Many organizations of every size are trying to adopt DevOps practices to reduce time to market, deliver better quality software, reduce operational costs and, ultimately, improve productivity and stay competitive. Reduce in Speed to market has encouraged many industry leaders to adopt DevOps within agile. These companies understand that a DevOps transformation is necessary for growth.
Many fledgling startups and full-scale enterprises alike are afraid of transition to DevOps because adopting DevOps can be an arduous task. You need to be successful in things that may look obvious but are difficult to achieve, such as improving team collaboration and automating everything in the software life cycle.
Successfully implementing DevOps practices is not easy and unfortunately, there are no set of guidelines on how to go about adopting DevOps because DevOps is more art than science. However, we can learn from those who have set examples and analyzed what works for the team. In this sense, DevOps is like kaizen — the Japanese word for “improvement" — for your organization.
Let’s look at how a few industry leaders practice DevOps. The aim is to understand how problems can be solved rather than giving generalized solutions.
How Netflix Balances Freedom And Responsibility
DevOps is a people-first strategy. Netflix allows developers to have freedom with responsibility to deliver fast. Here are a few insights into its culture:
- Remove the bureaucratic machinery and rely on trust.
- The managers are there to outline the business context not micromanage the developers.
- There are no push schedules or windows for developers.
- Developers have the freedom to solve problems in a manner they see best and take full ownership.
- Building an effective team is hard, but it allows the culture to flourish. That is why Netflix tests for the cultural fit before anything.
How Google Cuts Build Time
A high build time affects productivity, and large build size affects deployment. Managers at Google observed that long build time diverted the attention of developers to leisure activities. Due to this fact, developers often lost focus on solving the problems. These are some of the things Google did to ensure fast build times:
- They developed tools that allow developers to see which thread is slowing down the build at any given moment.

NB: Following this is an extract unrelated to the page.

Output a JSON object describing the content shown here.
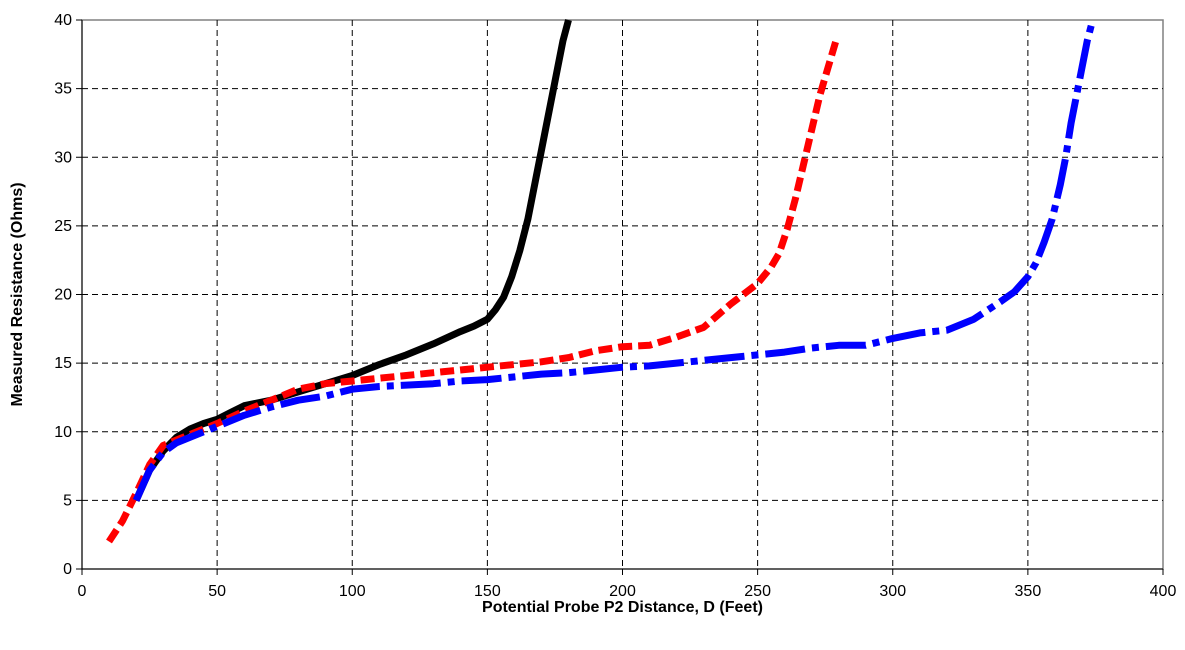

- Implement automation that helps developers visualize all the dependencies and what could break.
- Create high-quality reusable libraries.
- Ensured that the code meets a readability standard.
- Use robot code reviews whenever possible.
How Uber Designs For Change In Scale
The higher the growth, the more impact it has on users. Uber uses thousands of microservices and more than 100,000 containers to move people, food, and freight around the world. Here’s what their scaling strategy looks like:
- Estimate how long it takes to reach a certain level in product users or usage.
- Say, the estimation is 1 million users by next year. Enable scaling only for the estimated growth for that period.
- Continuously estimate scale required in the future.
- Every developer is clear on what a minimum performance metric has to be.
The Whole Is Greater Than The Sum Of Its Parts
People, tools, and strategy are the tripartite focus of DevOps. People are productive in the right cultural environment, with tools that enable automation for speed and a policy that can pilot their implementations. The synergy between these three elements can help in building a world-class DevOps. However, the success of DevOps depends on how you define it in your organization, for which this article is just an introduction.